Tuesday, November 3, 2015

Figuring Out How to Make Cancer Cells Differ from Normal Cells

Cancer is so tricky because they are your own cells. So, even when your cells turn cancerous and betray you (et tu, brute?) its hard to fight them, and its hard to recognize which cells are cancerous. This makes it hard to fight cancers, because treatment requires killing the cancerous cells while protecting the normal cells.

There are many established ways to attack cancer: surgery, chemotherapy, radiotherapy, a combination. Then, there are the cool, new, awesome ways to attack cancer - using CAR T cells to detect minute differences between cancerous and normal cells, for example.

Recently a study was posted that shows another cool, new, awesome way to fight cancer - by forcing cancer cells to reveal themselves. By revealing themselves, the immune system is able to say "Hey! You're not normal" (and not "not normal" in like a special, unique way but "not normal" in like bad, bad, bad, you get it).

Chiappinelli et al., found that if you introduce DNMT (DNA methyltransferase) inhibitors to cancer cells you can trigger degradation of those cancer cells. DNA methyltransferases are enzymes that methylate DNA sequences. So, when you introduce a DNMT inhibitor, it was shown that you can reverse some crucial methylation on sequences that code for tumor suppressors, for example.

Furthermore, it was shown that administration of 5-azacytidine (a DNMT inhibitor) can also illicit immune responses in and to cancer cells. 5-azacytidine was observed to induce the expression of surface antigens and their associated proteins. This phenomenon could be exploited by the use of CAR T cells to specifically target the induced antigens on cancer cells.

But, wait! Wait! There's more! 5-azacytidine also has another mechanism. This mechanism induces a cystolic dsRNA sensing pathway that pstimulates a type 1 interferon resone cumulating in the release of chemokine ligand 10 (CXCL10), which serves as a chemoattractant for cytotoxic (or killer) T cells.

The significance of this is this: administration of 5-azacytidine might be all we need to induce cancer cells to reveal themselves by two mechanisms: the induced presence of potentially exploitable surface antigens, and the induced stimulation of a pathway that ends in the release of a substance that attracts killer T cells (which then "kill" the infected cell).

Thus, methods are developing to make cancer cells physically and molecularly different from normal cells.
Neat!

TL;DR: We got 99 problems, and soon, cancer might not be one!

References:
http://www.sciencedirect.com/science/article/pii/S009286741500848X
http://www.jimmunol.org/content/168/7/3195.full.html

1 comment:

  1. This is so interesting!

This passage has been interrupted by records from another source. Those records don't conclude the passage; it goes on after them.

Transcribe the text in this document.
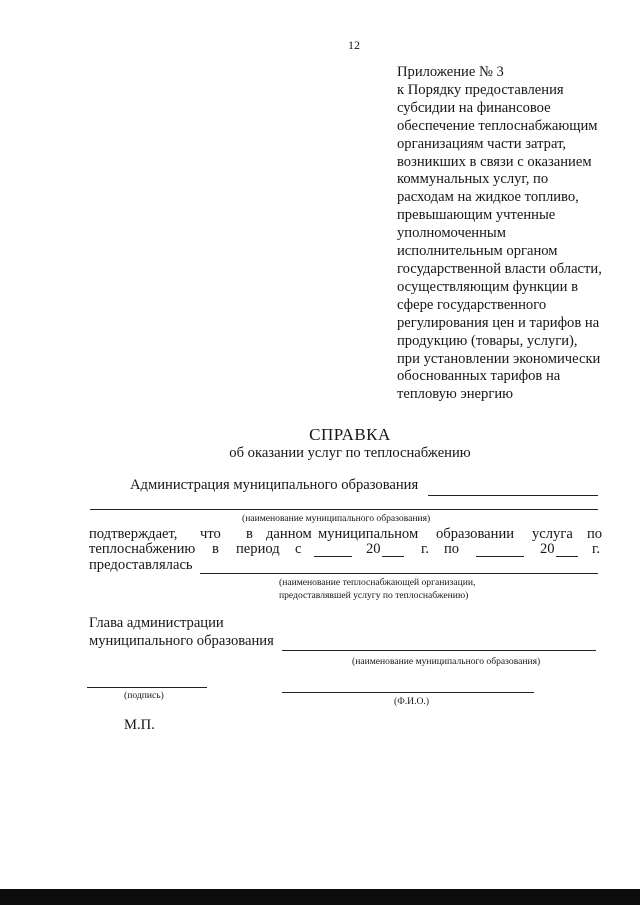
12
Приложение № 3
к Порядку предоставления
субсидии на финансовое
обеспечение теплоснабжающим
организациям части затрат,
возникших в связи с оказанием
коммунальных услуг, по
расходам на жидкое топливо,
превышающим учтенные
уполномоченным
исполнительным органом
государственной власти области,
осуществляющим функции в
сфере государственного
регулирования цен и тарифов на
продукцию (товары, услуги),
при установлении экономически
обоснованных тарифов на
тепловую энергию
СПРАВКА
об оказании услуг по теплоснабжению
Администрация муниципального образования
(наименование муниципального образования)
подтверждает, что в данном муниципальном образовании услуга по
теплоснабжению в период с	20	г. по	20	г.
предоставлялась
(наименование теплоснабжающей организации,
предоставлявшей услугу по теплоснабжению)
Глава администрации
муниципального образования
(наименование муниципального образования)
(подпись)
(Ф.И.О.)
М.П.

I'm curious if there are limits to what types of cancer cells can be targeted using these new drugs. And if cancers which come to be by specific mutations are more or less susceptible to these treatments. I'm also curious if this process could be used in reverse as a potential treatment for autoimmune disorders. To see if the use of DNMT activators would prevent the activation of the enhanced immune response seen in autoimmune disorders.